Warning: This article contains sensitive content.
The Catholic Church and British authorities have been accused of denying payment to hundreds of survivors of sexual abuse, including children, claiming the victims consented to the abuse.
A group of charities claim the Criminal Injuries Compensation Scheme, a government agency, used a legal loophole to avoid paying out settlements to those it says complied with being abused.
Lawyers representing victims have said this line of defence is becoming increasingly common.
The Independent reported that charity Victim Support revealed a case where a 12-year-old girl was given alcohol, taken into a forest area and was sexually assaulted by a 21-year-old male.
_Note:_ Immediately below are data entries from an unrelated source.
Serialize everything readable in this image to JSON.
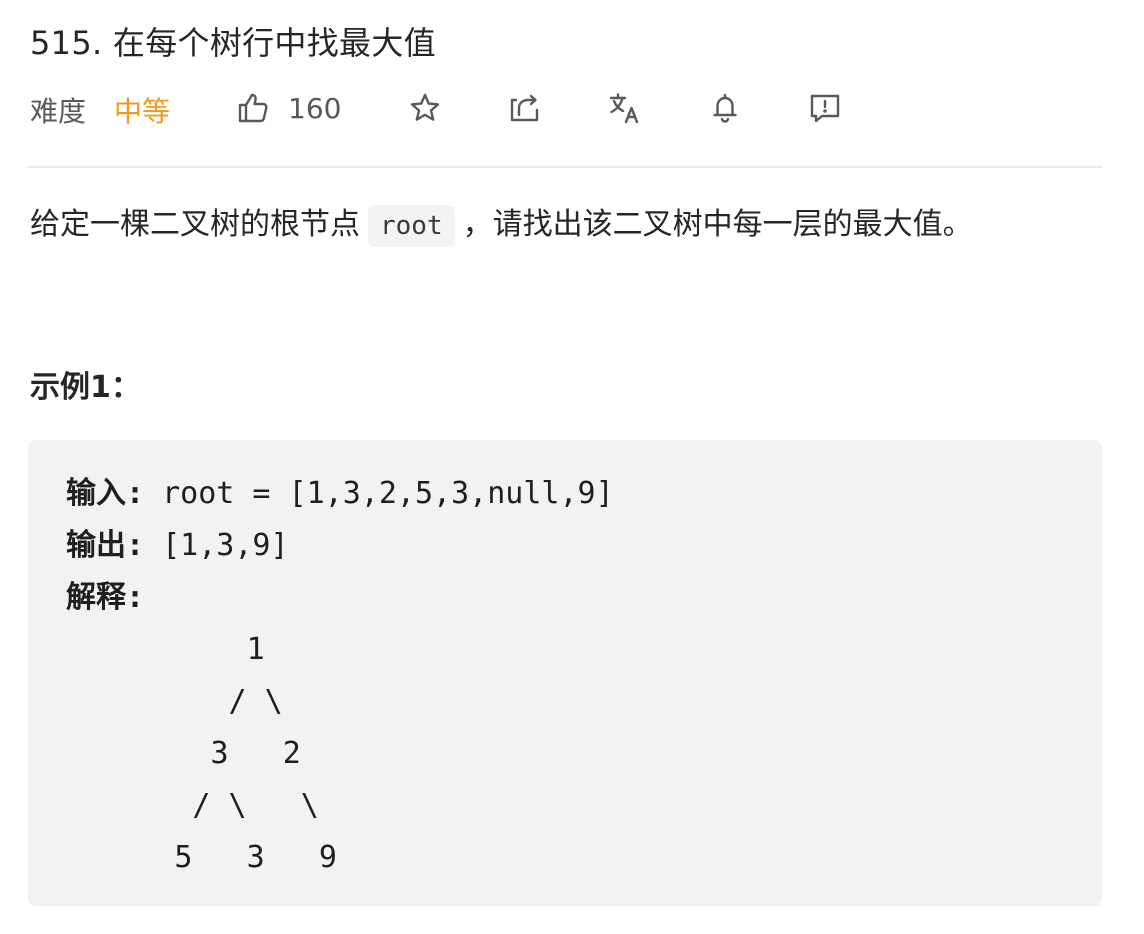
{
  "problem": {
    "title": "515. 在每个树行中找最大值",
    "difficulty_label": "难度",
    "difficulty_value": "中等",
    "likes": "160",
    "accent_color": "#ef9a1a"
  },
  "toolbar": {
    "icons": [
      "thumbs-up-icon",
      "star-icon",
      "share-icon",
      "translate-icon",
      "bell-icon",
      "feedback-icon"
    ]
  },
  "description": {
    "before_code": "给定一棵二叉树的根节点",
    "code": "root",
    "after_code": "，请找出该二叉树中每一层的最大值。"
  },
  "example": {
    "title": "示例1：",
    "input_label": "输入:",
    "input_value": " root = [1,3,2,5,3,null,9]",
    "output_label": "输出:",
    "output_value": " [1,3,9]",
    "explain_label": "解释:",
    "tree_lines": [
      "          1",
      "         / \\",
      "        3   2",
      "       / \\   \\",
      "      5   3   9"
    ]
  }
}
The girl was denied compensation because she had "voluntarily" gone with the man, it said.
Anne Longfield, Children's Commissioner for England, said "no child ever gives their 'consent' to being abused, and the increased use of this line of defence, although still quite rare, is worrying".
It was reported that documents had been seen where in two cases this defence was used.
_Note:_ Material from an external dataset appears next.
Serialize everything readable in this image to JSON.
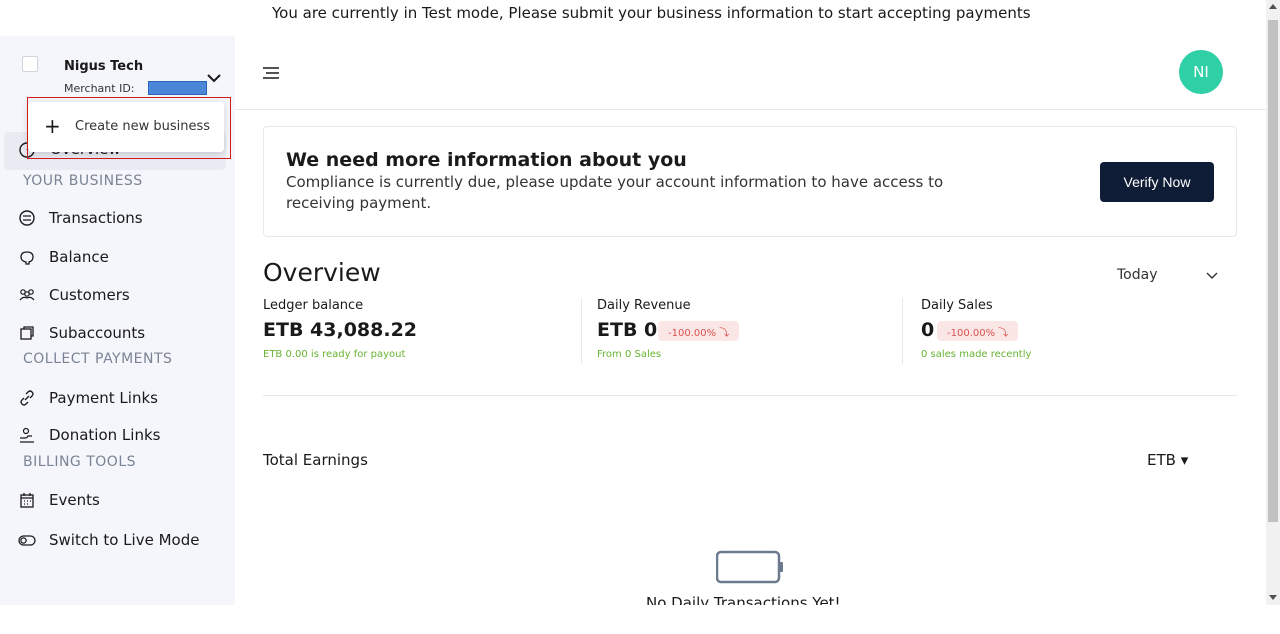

A claimant who was raped at the age of 15 was told by lawyers representing the Catholic Archdiocese of Southwark that his abuse "actually occurred in the context of a consensual relationship (albeit one the claimant in retrospect now appears to regret)."
The victim, who remains unnamed, said he was below the legal age of consent, "and there's a grooming element to that kind of situation".
"It was totally disregarded and made me feel really small".
The case was settled when the Catholic Church paid him out NZ$140,850.
A spokesman for the Archdiocese of Southwark said the church did not comment on individual cases out of respect for the claimant's privacy, and that the Archdiocese "supports the right of anyone who has suffered harm to seek compensation".
Since the Criminal Injuries Compensation Authority (CICA) launched in 2012 around 700 victims and survivors of child sex abuse have had their claims rejected.